The Black students in this case were absolutely valid in their feelings, especially as they confided in Mandarin-speaking students before releasing the letter. The blame lies solely within USC for performatively taking advantage of the situation that increases xenophobia towards the Asian community and in turn, harms the Black community. 

People have been understandably outraged about this situation, however a lot of this resentment has been tainted with racist invalidations of these Black students’ feelings, rather than targeted at USC. The controversy has sparked the following remarks from YouTube commentary videos and South Pasadena residents: “‘This is classic manipulation from Black people exploiting a ‘victim mentality,’ ‘Black people are so entitled,’ ‘This is why I don’t support BLM,’ ‘Why do they think EVERYTHING is always about them?? Smh…’”

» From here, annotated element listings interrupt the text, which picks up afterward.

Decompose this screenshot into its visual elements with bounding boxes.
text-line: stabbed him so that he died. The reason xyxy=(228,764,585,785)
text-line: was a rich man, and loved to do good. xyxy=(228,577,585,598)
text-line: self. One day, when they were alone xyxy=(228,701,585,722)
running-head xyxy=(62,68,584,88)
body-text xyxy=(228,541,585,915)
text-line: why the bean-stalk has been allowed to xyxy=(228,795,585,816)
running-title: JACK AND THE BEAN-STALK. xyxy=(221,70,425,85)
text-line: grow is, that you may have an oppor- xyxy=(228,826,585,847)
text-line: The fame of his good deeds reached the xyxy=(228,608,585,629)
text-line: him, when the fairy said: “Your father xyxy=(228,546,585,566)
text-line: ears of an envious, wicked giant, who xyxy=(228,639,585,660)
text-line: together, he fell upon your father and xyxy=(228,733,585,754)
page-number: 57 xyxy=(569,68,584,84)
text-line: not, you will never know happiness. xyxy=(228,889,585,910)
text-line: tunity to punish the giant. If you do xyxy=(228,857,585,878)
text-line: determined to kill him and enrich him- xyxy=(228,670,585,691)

These statements are examples of cherry-picking, a logical fallacy in which people give a lot of leverage to specific situations that seem to confirm whatever position they want to uphold while ignoring a large amount of data contradictory to their point. The cherry-picking logical fallacy is not just specific in this case but has been extremely pervasive in regards to the BLM movement as a whole. 

The implications of cherry-picking always distract from the larger issue at hand. In this situation, it is America’s systemic racism and the institutions like USC that uphold injustice. Out of all the complaints of racism the university has, the administration manipulatively acted on the easiest situation, in order to avoid actions of actual importance.